Makassar – Di utara Kota Makassar terdapat pesisir dengan hutan mangrove atau hutan bakau seluas kurang lebih 30 hektare. Mempertahankan hamparan rumah bertelur hewan laut kelompok crustacea seperti kepiting rajungan dan udang ini tidaklah mudah.

Selain menghadapi tantangan alam, tantangan juga datang dari warga pesisir sendiri, di Kampung Lantebung, Kelurahan Bira, Kecamatan Tamalanrea.

Sebelum tahun 2016, musim angin barat senantiasa menjadi ancaman bagi warga setempat. Hantaman angin puting beliung dan gelombang tinggi mendera pemukiman.

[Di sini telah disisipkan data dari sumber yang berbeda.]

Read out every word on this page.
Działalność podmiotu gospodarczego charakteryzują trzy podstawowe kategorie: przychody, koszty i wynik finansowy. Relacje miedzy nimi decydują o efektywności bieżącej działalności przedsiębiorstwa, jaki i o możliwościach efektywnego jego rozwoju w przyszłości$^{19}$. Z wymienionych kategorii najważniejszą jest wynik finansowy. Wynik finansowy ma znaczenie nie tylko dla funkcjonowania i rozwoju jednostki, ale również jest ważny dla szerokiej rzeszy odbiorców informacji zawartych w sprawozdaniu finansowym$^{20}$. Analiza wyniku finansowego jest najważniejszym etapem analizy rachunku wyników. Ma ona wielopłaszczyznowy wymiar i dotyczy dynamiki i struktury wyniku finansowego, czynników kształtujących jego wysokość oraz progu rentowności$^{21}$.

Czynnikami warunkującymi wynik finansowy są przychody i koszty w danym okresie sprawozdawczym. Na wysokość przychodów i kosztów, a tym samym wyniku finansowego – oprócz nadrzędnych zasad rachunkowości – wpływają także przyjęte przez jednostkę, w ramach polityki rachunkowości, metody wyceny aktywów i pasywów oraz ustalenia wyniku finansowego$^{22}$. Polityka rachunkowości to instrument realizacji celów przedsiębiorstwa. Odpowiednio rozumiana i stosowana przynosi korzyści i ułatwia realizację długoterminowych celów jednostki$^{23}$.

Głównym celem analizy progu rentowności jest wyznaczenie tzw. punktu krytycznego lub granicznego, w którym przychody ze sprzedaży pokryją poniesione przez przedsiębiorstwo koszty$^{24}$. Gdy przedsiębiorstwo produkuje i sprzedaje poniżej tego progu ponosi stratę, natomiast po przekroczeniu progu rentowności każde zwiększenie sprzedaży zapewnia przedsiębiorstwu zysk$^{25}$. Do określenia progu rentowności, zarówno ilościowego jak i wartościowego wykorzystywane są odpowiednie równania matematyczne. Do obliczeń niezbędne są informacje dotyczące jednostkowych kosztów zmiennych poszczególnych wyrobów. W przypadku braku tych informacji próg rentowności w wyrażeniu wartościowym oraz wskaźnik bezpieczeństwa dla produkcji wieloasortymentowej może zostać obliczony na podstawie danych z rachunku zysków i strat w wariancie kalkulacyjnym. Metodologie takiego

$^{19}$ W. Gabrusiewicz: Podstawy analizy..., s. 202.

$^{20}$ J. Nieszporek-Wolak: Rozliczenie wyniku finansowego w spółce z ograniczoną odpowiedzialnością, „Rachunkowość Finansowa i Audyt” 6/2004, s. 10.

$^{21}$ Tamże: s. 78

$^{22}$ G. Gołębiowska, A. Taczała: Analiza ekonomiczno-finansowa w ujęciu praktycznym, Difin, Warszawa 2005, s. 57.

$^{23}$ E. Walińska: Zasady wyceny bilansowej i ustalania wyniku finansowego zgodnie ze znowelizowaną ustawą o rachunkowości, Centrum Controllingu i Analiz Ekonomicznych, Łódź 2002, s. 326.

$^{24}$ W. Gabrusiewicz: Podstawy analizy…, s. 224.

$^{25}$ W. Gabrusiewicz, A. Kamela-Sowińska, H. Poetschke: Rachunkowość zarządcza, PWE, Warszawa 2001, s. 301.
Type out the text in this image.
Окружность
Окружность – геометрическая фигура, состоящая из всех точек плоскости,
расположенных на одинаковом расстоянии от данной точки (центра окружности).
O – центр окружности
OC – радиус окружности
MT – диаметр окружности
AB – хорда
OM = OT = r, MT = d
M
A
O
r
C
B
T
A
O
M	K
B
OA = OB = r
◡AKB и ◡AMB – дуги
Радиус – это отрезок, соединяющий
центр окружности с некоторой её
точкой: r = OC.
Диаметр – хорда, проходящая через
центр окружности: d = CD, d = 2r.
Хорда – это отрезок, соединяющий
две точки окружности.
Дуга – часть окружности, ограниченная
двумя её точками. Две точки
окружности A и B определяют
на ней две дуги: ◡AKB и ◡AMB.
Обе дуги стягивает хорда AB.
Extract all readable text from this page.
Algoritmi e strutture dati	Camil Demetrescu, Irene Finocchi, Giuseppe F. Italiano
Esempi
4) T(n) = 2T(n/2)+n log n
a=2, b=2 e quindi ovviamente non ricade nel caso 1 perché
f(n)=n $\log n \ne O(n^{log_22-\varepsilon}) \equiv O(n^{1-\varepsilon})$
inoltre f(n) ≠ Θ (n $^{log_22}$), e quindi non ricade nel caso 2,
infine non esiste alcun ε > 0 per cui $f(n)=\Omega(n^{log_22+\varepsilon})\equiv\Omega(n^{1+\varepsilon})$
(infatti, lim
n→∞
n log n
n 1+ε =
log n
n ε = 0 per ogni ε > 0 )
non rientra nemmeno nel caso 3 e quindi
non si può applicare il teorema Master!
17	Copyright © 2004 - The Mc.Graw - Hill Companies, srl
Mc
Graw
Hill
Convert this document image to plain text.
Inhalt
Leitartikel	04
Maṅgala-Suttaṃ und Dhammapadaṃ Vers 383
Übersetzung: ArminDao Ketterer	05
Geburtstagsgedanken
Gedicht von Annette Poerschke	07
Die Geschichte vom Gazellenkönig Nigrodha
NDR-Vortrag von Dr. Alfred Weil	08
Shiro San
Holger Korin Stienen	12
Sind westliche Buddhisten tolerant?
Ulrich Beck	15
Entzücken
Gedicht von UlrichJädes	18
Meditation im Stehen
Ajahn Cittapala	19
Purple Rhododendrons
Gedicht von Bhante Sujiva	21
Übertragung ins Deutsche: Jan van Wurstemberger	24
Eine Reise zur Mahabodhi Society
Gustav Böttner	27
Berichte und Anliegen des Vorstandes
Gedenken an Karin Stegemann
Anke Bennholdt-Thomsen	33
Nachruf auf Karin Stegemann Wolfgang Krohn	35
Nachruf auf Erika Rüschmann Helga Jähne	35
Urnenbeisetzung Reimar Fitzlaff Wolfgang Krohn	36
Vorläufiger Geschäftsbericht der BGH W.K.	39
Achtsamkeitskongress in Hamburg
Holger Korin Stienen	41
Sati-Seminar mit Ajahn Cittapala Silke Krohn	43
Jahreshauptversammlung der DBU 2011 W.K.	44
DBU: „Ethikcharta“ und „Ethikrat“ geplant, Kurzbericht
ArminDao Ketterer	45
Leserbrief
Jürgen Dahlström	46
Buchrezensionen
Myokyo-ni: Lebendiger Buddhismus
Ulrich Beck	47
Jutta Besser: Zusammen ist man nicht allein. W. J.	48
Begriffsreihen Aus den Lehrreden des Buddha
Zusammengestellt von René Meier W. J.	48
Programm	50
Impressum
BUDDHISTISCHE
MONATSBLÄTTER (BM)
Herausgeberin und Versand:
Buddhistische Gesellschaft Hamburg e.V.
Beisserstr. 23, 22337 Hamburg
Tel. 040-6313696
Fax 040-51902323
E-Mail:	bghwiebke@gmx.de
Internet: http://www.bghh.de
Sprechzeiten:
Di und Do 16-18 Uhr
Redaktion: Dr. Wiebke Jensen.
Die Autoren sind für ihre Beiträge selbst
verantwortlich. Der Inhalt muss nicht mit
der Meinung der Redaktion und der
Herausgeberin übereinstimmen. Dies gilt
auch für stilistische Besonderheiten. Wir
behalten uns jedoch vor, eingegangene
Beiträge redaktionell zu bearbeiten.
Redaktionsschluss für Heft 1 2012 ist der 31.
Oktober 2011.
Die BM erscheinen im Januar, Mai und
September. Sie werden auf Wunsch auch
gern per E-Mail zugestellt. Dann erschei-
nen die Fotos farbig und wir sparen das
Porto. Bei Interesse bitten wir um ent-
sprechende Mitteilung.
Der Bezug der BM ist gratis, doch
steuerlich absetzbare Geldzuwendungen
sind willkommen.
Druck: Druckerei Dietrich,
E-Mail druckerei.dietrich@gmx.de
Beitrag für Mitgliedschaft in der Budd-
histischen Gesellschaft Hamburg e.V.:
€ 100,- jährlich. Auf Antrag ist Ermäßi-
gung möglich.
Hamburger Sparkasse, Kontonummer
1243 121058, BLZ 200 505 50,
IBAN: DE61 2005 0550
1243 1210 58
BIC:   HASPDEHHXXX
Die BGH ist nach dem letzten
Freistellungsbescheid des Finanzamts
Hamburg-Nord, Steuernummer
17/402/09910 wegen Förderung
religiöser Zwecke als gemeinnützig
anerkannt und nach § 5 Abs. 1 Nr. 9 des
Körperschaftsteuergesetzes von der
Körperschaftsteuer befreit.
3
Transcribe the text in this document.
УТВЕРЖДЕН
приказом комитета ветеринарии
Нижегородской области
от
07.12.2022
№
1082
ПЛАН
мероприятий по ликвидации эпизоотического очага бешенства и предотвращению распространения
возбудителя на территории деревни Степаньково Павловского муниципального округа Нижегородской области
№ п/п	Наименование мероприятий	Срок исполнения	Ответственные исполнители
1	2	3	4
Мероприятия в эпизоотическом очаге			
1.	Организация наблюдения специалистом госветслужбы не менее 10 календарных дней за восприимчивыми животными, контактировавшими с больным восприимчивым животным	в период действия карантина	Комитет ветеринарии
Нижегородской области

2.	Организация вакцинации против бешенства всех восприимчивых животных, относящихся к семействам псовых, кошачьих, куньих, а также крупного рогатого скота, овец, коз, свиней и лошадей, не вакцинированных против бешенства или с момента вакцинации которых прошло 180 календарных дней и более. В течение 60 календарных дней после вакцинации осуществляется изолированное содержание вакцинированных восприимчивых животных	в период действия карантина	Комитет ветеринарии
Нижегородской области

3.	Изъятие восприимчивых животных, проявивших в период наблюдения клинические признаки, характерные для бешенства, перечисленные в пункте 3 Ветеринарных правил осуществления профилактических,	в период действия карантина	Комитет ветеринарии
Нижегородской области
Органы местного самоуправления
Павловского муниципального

Hutan mangrove yang sedianya menjadi perintang ancaman itu tak bisa diharap karena sebagian besar telah rusak. Antara lain karena dirambah warga sendiri. Baik dijadikan kayu bakar juga keperluan rumah tangga lainnya. Karena kerusakan itu pula, hasil tangkapan kepiting rajungan berkurang.

Belakangan, lahirlah kesadaran warga untuk berhenti mengganggu keberadaan hutan mangrove demi kelangsungan hidup pemukiman. Pelan tapi pasti, tidak ada lagi penebangan bahkan penanaman bibit mangrove secara massif dari warga sendiri. Mereka mengorganisir diri dengan membentuk Pemerhati Mangrove dan Ikatan Keluarga Lantebung. Didukung kelompok-kelompok masyarakat yang datang berkunjung.

Daeng Saraba, (58), ketua Pemerhati Mangrove kepada penulis, Minggu, (4/12), mengatakan, gerakan pelestarian mangrove dimulai tahun 2016. Dua tahun kemudian yakni tahun 2018, luasan hutan mangrove yang tadinya tersisa kurang lebih 10 hektare bertambah jadi 15 hektare. Dukungan baru-baru ini dari kelompok pemuda gereja turun bersama warga lakukan penanaman bibit mangrove, juga dari Yayasan Konservasi Laut sebanyak 2 ribu bibit.

Diungkapnya, tahun 2022 ini, total luasan kurang lebih 30 hektare. Targetnya, menjadikan hutan ini sebagai kawasan ekowisata yang bisa dinikmati dan dimanfaatkan banyak orang.

Salah satu fasilitas yang harus tersedia, kata Daeng Saraba, adalah jembatan kayu untuk menelusuri hutan mangrove. Namun sementara ini, panjang jembatan kayu yang bisa kami adakan baru 395 meter. Itupun harus kejar-kejaran dengan waktu karena jembatan kayu ini ada batas ketahanannya.